C’est Engels qui perçut le premier dans « l’Origine des espèces » la démonstration « qu’il y a bien un développement historique dans la nature ». Il signala l’ouvrage à Marx. Au terme d’une première lecture Marx et Engels s’enthousiasmèrent de ce que Darwin, avec sa théorie de l’évolution, justifie scientifiquement leur opposition à la religion. Darwin est sensationnel parce qu’il « démoli » la théologie, parce qu’il lui porte un « coup mortel ».
La réfutation darwinienne du religieux enchanta si bien Marx et Engels que l’on peut relever, selon Régis Ladous, entre la fin 1859 et le début 1861, l’esquisse de ce qui aurait pu être un Darwino-marxisme, une sorte de matérialisme dialectique sociobiologique.
En décembre 1860, Marx écrit à Engels qu’il croit reconnaitre dans « l’origine des espèces » : « le fondement historico-naturel de notre position ». Et il persiste un mois plus tard en écrivant « le livre de Darwin est très important et me convient comme base de la lutte historique des classes ». Mais dans le tome premier du capital en 1867, il n’y a plus aucune trace d’un quelconque rapprochement entre la lutte des classes et la lutte pour la vie, le mouvement dialectique et l’évolution selon Darwin.
En 1873 Marx envoie à Darwin un exemplaire du « Capital ». Dans une lettre datée du premier octobre de la même année, Darwin remercie Marx pour son intention. Il y affirme aussi « ne guère comprendre l’économie politique et constate que ses études ont été «différentes ». Il termine sa lettre par une profession de foi scientiste : « je crois, écrit Darwin, que nous désirons tous les deux sérieusement l’extension de la connaissance, et que cela, à la longue, ajoutera surement au bonheur de l’humanité ». La dessus Darwin coupa 105 des 822 pages du Capital et rangea définitivement l’ouvrage dans sa bibliothèque.
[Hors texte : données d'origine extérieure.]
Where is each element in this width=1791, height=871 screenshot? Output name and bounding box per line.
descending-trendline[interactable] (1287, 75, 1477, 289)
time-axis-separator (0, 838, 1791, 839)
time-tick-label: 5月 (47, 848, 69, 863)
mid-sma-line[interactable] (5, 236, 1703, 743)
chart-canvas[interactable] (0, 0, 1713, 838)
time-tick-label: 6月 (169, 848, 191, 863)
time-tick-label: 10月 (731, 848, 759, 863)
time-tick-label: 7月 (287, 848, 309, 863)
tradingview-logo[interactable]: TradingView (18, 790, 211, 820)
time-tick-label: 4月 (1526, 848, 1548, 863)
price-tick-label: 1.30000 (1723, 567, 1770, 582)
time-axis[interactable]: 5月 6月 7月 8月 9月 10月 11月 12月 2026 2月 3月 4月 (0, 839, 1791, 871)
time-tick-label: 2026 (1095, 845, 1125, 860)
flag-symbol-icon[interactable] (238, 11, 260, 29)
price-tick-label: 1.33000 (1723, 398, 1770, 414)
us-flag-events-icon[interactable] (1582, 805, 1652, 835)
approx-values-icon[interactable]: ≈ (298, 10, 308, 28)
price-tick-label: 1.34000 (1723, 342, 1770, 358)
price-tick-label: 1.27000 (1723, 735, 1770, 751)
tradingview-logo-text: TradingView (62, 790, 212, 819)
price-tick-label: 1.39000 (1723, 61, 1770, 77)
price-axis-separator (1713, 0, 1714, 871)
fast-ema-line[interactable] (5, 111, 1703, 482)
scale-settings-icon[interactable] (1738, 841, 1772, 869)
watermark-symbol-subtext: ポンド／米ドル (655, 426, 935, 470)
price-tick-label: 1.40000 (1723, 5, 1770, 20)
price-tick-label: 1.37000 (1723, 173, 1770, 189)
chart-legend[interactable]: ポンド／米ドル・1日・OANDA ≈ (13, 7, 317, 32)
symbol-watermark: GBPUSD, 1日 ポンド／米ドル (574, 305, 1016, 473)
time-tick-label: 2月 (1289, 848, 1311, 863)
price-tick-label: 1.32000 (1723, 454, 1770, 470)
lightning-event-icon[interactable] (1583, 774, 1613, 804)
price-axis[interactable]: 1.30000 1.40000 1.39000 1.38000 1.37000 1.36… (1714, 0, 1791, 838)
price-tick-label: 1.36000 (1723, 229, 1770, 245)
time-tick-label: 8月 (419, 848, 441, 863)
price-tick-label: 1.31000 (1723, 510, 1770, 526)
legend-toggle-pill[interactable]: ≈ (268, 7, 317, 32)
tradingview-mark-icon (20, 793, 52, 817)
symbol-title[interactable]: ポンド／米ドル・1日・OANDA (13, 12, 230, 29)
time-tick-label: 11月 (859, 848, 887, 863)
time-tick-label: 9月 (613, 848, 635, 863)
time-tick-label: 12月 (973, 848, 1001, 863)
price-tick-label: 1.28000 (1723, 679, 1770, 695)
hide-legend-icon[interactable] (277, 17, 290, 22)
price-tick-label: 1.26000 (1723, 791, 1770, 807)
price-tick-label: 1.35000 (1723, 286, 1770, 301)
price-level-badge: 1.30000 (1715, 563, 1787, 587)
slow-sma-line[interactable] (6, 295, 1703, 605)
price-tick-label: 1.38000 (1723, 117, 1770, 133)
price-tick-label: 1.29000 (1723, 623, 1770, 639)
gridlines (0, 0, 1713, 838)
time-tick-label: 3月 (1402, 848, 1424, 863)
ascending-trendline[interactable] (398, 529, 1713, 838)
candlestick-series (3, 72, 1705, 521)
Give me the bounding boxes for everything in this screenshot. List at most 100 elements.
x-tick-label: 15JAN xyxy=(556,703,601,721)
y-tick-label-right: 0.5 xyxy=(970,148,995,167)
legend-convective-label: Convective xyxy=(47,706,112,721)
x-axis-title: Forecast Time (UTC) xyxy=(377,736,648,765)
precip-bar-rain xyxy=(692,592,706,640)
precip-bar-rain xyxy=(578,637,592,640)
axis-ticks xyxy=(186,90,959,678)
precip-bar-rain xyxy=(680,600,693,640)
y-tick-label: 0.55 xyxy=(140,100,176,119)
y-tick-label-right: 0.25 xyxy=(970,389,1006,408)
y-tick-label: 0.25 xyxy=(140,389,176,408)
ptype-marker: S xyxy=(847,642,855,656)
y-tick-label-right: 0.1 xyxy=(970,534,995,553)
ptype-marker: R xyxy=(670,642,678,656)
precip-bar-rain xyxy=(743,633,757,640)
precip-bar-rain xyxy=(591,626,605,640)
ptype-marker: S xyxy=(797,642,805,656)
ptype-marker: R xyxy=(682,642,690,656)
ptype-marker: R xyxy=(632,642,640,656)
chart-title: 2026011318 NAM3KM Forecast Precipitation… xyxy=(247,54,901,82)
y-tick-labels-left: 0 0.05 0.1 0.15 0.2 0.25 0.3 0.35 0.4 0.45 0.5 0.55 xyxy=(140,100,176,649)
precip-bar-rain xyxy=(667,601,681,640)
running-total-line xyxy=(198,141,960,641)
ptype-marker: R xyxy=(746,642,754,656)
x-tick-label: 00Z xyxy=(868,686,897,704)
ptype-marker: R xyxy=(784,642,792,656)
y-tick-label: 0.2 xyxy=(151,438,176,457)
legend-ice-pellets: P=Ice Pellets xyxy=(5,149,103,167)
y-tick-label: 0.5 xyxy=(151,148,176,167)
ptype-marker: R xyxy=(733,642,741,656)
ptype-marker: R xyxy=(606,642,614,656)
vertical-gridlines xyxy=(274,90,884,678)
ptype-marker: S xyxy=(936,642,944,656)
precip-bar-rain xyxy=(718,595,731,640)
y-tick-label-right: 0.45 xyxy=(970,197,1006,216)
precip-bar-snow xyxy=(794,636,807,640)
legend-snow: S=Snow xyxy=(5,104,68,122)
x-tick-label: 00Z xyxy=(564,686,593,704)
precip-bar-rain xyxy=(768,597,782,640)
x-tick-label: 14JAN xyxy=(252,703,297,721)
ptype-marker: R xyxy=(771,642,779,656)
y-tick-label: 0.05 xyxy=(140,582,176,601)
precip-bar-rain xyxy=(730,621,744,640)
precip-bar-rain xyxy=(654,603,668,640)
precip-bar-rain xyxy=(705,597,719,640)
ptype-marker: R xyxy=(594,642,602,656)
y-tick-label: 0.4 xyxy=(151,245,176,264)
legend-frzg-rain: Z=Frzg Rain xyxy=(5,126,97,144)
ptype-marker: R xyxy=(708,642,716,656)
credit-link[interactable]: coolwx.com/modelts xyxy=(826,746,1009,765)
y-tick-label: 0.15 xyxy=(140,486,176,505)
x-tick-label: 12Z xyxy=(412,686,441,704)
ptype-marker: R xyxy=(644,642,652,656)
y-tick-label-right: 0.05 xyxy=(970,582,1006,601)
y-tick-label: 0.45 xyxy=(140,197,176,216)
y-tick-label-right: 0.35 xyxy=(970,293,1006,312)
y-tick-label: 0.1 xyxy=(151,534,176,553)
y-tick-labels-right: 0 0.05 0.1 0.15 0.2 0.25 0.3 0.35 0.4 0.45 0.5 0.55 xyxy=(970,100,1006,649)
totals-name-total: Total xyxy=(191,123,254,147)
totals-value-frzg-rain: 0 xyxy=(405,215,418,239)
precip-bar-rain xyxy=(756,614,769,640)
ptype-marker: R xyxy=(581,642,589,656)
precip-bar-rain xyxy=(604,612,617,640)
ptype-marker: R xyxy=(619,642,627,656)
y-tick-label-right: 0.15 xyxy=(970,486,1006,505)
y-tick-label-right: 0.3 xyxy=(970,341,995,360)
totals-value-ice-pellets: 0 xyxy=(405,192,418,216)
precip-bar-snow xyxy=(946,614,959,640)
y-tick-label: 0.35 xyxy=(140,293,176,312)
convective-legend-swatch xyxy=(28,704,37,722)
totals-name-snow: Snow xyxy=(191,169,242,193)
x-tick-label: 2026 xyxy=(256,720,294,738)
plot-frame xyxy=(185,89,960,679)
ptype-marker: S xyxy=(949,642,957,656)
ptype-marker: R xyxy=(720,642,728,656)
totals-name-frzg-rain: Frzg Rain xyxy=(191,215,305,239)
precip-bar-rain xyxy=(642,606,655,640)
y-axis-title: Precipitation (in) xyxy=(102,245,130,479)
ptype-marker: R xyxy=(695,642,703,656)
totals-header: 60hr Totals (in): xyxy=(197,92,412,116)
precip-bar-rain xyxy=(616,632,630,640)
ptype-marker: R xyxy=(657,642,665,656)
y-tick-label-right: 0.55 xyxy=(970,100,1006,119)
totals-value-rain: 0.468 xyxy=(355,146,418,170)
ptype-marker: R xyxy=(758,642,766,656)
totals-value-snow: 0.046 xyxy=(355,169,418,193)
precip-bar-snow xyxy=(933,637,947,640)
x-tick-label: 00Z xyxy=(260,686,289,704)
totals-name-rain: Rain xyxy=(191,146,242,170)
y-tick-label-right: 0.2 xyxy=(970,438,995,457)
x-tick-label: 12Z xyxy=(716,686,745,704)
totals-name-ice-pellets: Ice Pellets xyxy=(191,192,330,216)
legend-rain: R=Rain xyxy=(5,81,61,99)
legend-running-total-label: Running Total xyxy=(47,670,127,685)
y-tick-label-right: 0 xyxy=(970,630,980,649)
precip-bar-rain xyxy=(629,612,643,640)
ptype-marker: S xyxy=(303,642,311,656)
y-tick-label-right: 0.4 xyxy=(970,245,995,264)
Il refusa à Marx, le 13 octobre 1880, la dédicace d’un ouvrage à paraitre.
Décidemment, le rendez-vous de Marx avec Darwin fut, comme le dit Patrick Tort, « un rendez-vous manqué ».
En France, des marxistes comme Paul Lafargue et Jules Guesde défendront la théorie darwinienne pour les mêmes raisons idéologiques que Marx, c'est-à-dire en tant qu’elle s’oppose à la religion. Pour eux, Darwin et Marx ont une même conception matérialiste de l’évolution.
Dans l’URSS des années 1930 - 1950, sur fond de marxisme stalinien, un certain Lyssenko, a recours lui aussi au Darwinisme, pour assoir sa doctrine pseudo-scientifique, doctrine qui remettait en cause, excusez du peu, la théorie de l’hérédité.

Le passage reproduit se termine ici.